Pedoman tata laksana acne vulgaris dipublikasikan oleh American Academy of Dermatology (AAD) pada tahun 2024. Pedoman ini merupakan pembaruan dari versi sebelumnya yang dipublikasikan di tahun 2016. Salah satu rekomendasi dalam pedoman ini adalah tentang penggunaan agen topikal multimodal dengan mekanisme kerja yang berbeda-beda, seperti benzoil peroksida, retinoid, antibiotik, asam salisilat, dan asam azaleat.
Untuk terapi sistemik pada acne vulgaris, pedoman ini tidak merekomendasikan penggunaan antibiotik sistemik secara rutin ataupun sebagai monoterapi.
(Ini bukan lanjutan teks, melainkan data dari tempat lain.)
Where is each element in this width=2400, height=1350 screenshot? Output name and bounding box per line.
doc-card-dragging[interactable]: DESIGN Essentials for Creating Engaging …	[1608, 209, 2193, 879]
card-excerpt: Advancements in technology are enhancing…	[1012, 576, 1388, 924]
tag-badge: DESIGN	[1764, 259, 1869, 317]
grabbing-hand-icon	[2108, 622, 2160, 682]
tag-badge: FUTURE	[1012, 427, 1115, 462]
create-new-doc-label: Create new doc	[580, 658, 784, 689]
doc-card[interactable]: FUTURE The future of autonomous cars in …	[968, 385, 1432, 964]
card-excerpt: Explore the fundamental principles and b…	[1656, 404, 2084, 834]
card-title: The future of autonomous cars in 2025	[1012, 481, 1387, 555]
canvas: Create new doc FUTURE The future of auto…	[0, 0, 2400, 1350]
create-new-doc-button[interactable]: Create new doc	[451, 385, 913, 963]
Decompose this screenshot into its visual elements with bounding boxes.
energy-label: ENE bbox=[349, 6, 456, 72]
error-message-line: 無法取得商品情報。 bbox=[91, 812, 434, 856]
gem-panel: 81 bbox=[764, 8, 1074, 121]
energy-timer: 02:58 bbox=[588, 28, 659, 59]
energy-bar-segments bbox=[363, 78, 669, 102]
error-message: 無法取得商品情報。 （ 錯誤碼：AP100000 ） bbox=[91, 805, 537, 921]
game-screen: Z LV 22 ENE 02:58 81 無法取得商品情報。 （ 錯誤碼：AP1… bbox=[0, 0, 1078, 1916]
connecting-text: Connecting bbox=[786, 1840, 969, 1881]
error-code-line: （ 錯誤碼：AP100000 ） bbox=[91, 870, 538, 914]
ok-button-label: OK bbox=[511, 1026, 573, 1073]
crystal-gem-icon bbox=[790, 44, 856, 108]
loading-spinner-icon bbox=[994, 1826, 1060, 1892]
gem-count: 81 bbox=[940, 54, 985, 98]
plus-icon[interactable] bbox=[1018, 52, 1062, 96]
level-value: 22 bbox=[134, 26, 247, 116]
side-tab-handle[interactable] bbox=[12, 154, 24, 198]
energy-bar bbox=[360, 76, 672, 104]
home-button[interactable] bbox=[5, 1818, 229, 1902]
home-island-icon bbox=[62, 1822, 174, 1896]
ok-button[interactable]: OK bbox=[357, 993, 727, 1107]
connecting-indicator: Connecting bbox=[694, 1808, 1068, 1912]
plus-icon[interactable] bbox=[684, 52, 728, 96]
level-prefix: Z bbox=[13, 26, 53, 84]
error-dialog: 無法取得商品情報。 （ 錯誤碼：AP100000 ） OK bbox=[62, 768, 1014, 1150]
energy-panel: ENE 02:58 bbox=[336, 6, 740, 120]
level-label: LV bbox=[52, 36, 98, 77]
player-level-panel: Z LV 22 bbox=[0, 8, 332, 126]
Ini bertujuan untuk mencegah terjadinya resistensi dan efek samping terkait antibiotik. Agen antibiotik sistemik pilihan adalah doxycycline. Pilihan lain adalah minocycline dan sarecycline.[1]
Tabel 1. Tentang Pedoman Klinis Ini
| Penyakit | Acne Vulgaris |
| Tipe | Penatalaksanaan |
| Yang Merumuskan | American Academy of Dermatology (AAD) |
| Tahun | 2024 |
| Negara Asal | Amerika Serikat |
| Dokter Sasaran | Dokter Umum, Dokter Spesialis Kulit, Kelamin dan Estetik |
Penentuan Tingkat Bukti
Penentuan tingkat bukti dalam pedoman klinis ini dilakukan melalui tinjauan sistematik oleh panel ahli AAD. Prosesnya mencakup evaluasi efektivitas dan keamanan berbagai terapi untuk acne berdasarkan beberapa pertanyaan klinis utama yang telah ditetapkan sebelumnya, dengan kriteria patient, intervention, comparator, outcome (PICO).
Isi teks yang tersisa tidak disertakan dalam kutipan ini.